1. Introduction
Accurately estimating the six-degree-of-freedom (6-DoF) of objects is a critical task in various applications, including robotics, autonomous driving, and virtual reality. For instance, the precise estimation of spatial coordinates and rotational orientation of an object is essential for robotic tasks such as manipulation, navigation, and assembly. However, achieving robustness in 6-DoF detection remains a challenging problem. In real-world applications, numerous object types exhibit significant occlusions and variations in lighting conditions. Due to the increasing reliability of new RGB-D image sensors, the 6-DoF detection of visual targets based on multi-source image information is flourishing. Researchers have explored a number of ways
[1,2,3][1][2][3] to fuse RGB image data and depth image data to guide 6-DoF detection of visual targets with impressive accuracy. Different research teams are employing various framework approaches to investigate solutions for the 6DoF pose estimation problem. Some focus on the overall algorithmic framework, while others delve into efficient feature extraction.
Regarding the problem of object pose estimation, previous approaches predominantly employed adaptive matrices to tackle this issue. However, with the rise of convolutional neural networks (CNN) and transformers, deep learning (DL) based methods are used to solve the 6-DoF estimation problem. There are two main types of DL-based frameworks for 6D attitude estimation of objects: end-to-end architectures
[4,5][4][5] and two-stage segmentation-pose regression architectures
[6,7][6][7]. End-to-end models integrate multiple stages of visual processing steps into a single model; therefore, their networks are less complex and computationally intensive. A single network processes pixel information from the image to deduce the region where the candidate target is located and its corresponding 6DoF pose information. The internal structure and decision-making process of this neural network are more hidden, less interpretable, and more difficult to train. On the other hand, the two-stage segmentation-pose regression architecture first segments the visual target from the scene and then obtains the pose of the visual target in the scene by regression. This method is able to focus on the visual target being detected and exclude interference from the background, resulting in more reliable results.

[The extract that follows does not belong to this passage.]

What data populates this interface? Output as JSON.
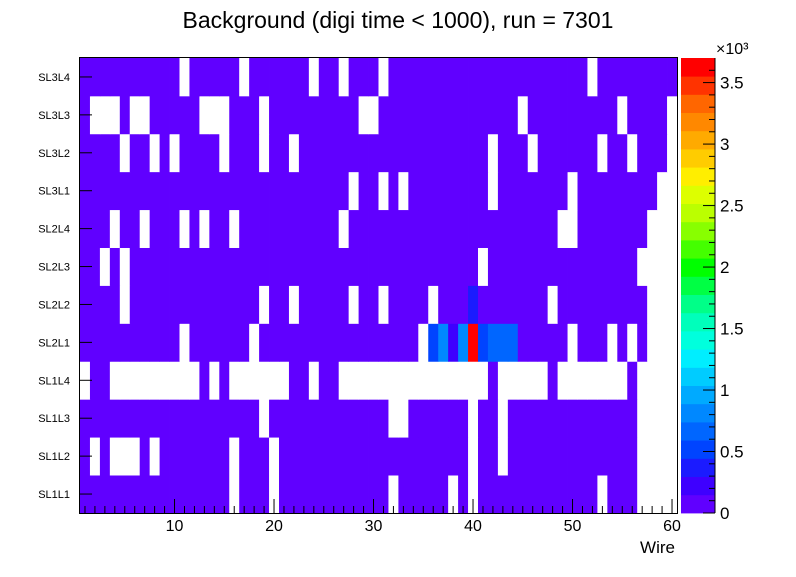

In the process of 6DoF pose estimation through image features, there have been numerous prior efforts. Some have employed manually designed features (such as SIFT) to extract object characteristics for subsequent pose regression. However, the limited quantity of manually designed features might lead to failures in pose regression. Depth images provide dense features, yet enhancing the robustness of these depth features remains an unsolved challenge. Solely relying on RGB or depth information addresses only one facet of the problem. Thus, the approach leverages the fusion of RGB-D data to accomplish the task. Prior research has made significant strides in exploring the fusion of RGB and depth images. A multitude of studies have delved deeply into various techniques and algorithms aiming to effectively exploit the complementary information these modalities provide. However, despite these commendable efforts, achieving seamless integration between RGB and depth images remains an ongoing and formidable challenge. Existing methods often grapple with the intricate task of synchronizing the two modalities accurately, resulting in less than optimal fusion outcomes. Moreover, inherent differences in intrinsic features between RGB and depth data, including variations in lighting conditions and occlusions, further amplify the complexity of the fusion process. As such, continuous research and innovation are urgently needed to elevate the fusion of RGB and depth images in target pose detection to new heights.
2. Enhancing 6-DoF Object Pose Estimation
2.1. Feature Representation
In vision tasks, the representation of image features plays a crucial role in various applications, including visual target recognition and detection. In the context of target pose estimation, it is essential for the features of visual targets to exhibit robustness against translation, rotation, and scaling. Additionally, these features should possess local descriptive capabilities and resistance to noise.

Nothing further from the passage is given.